Eight months of busting my ass to prove myself worthy of becoming a permanent fixture at the infamous NDN finally paid off. I became an official member of the gang as of Monday morning. So why does it still feel like something is missing?

I feel like I’m in one of hose transitional periods in life when you’re going through huge changes, but they’re happening very slowly. This new job is a huge deal for me and I am beyond words excited to finally be in a position where I can really show the world what I can do, but it’s still a little unnerving to finally have something you’ve worked so hard for. On the end, I’m moving once again. The difference is that this time, for the first time, I’m moving into a place completely on my own. No parents, no siblings and no definitely no boyfriends.

Am I excited about moving out alone? Well yeah, but I’m more excited about the independent new Jenny part much more than the looking for a new place and physically moving part. Those parts-not so fun. Not to mention that this is like the fourth time I’ve moved in the past year and a half. Let’s just say, it’s been an interesting few years.

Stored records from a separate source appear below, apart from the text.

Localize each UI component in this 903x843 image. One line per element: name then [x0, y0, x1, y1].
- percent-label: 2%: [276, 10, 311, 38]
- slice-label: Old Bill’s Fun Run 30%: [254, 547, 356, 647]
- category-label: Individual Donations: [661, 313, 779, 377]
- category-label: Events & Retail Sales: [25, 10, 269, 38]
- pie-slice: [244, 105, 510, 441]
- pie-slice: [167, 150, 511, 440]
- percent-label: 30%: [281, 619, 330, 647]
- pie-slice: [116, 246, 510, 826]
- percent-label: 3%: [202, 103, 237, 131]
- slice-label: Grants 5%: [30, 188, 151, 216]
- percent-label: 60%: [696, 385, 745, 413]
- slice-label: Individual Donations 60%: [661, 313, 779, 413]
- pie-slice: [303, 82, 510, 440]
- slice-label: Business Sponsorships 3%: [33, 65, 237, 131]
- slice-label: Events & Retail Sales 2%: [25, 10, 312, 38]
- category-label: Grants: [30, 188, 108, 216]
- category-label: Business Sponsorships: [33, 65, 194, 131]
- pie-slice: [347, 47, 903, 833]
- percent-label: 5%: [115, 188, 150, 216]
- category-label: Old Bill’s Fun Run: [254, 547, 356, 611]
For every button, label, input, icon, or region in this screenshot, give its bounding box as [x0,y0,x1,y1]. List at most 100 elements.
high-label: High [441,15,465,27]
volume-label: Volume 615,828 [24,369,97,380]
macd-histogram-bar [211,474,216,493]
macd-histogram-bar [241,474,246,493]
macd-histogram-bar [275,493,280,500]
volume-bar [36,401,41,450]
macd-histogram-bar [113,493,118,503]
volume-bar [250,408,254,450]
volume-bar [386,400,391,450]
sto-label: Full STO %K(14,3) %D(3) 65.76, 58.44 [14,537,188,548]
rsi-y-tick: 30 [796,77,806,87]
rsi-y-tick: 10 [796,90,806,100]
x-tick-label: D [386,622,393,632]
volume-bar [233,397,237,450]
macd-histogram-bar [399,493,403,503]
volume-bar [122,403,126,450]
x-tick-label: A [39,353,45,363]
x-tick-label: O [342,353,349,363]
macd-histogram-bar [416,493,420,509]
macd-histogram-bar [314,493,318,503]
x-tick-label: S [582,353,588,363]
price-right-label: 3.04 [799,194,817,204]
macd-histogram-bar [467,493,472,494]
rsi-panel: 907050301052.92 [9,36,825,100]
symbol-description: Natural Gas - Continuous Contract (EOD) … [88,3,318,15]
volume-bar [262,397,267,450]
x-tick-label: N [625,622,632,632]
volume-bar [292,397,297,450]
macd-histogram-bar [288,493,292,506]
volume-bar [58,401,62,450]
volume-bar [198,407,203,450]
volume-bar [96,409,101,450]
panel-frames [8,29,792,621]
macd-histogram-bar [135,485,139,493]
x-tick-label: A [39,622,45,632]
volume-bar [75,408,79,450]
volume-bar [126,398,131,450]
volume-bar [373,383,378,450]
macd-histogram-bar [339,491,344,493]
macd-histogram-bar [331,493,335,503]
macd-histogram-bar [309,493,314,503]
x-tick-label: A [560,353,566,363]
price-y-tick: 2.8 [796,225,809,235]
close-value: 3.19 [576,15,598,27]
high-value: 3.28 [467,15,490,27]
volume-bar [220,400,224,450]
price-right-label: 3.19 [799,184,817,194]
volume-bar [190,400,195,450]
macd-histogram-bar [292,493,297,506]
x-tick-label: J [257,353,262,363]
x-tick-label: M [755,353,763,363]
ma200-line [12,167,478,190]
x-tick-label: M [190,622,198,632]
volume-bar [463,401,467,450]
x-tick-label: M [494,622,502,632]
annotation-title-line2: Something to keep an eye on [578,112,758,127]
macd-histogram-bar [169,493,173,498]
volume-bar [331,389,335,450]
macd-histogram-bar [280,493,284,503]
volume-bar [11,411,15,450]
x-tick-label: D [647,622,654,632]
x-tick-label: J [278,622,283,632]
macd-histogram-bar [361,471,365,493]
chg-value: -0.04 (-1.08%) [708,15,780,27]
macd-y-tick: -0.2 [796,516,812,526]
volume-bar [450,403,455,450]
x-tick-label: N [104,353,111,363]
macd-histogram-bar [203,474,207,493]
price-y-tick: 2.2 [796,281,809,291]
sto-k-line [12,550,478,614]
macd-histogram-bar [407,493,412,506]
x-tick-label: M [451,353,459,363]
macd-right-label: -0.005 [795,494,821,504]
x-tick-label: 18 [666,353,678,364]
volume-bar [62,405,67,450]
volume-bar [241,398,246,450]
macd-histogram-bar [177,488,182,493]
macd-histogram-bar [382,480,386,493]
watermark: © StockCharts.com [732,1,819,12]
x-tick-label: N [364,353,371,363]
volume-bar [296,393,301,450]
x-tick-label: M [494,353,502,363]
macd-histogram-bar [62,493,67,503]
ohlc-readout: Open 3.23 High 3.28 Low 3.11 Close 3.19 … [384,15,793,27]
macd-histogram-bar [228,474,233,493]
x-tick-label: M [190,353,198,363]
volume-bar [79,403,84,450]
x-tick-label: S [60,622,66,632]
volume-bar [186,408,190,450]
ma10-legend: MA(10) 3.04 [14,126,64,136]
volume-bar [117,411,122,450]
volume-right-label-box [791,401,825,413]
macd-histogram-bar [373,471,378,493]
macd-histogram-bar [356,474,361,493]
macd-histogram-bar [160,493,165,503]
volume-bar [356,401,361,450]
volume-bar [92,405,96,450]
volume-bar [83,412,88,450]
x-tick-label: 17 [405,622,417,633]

Describing my like in one word right now – CHANGE. Not like change is a new thing for me, but I’m trying to make the changes in my life more meaningful lately. A very important step in doing that is taking control of MY life. I decided a while ago, September of 2009 to be exact, that I was going to stop putting myself in situations that gave other people the power to drastically change my circumstances. Maybe I had an epiphany, maybe I finally grew up or maybe somebody finally gave me a wake-up call. Call it what you want. All I know is that I went from finally feeling like I belonged to crying on the curb at LAX, in the midst of an emotional breakdown, with no idea how the hell I got there. Right then, that moment changed me forever.

So now, I embark on yet another new chapter in my life. One where I hope to explore, learn and love-every chance I get. And without fear or restrictions. From now on, it’s what I want and when I want. Hmm why do I feel like I’ve said this before? Oh yeah, this was my New Year’s resolution for 2011. Well, it’s better late than never.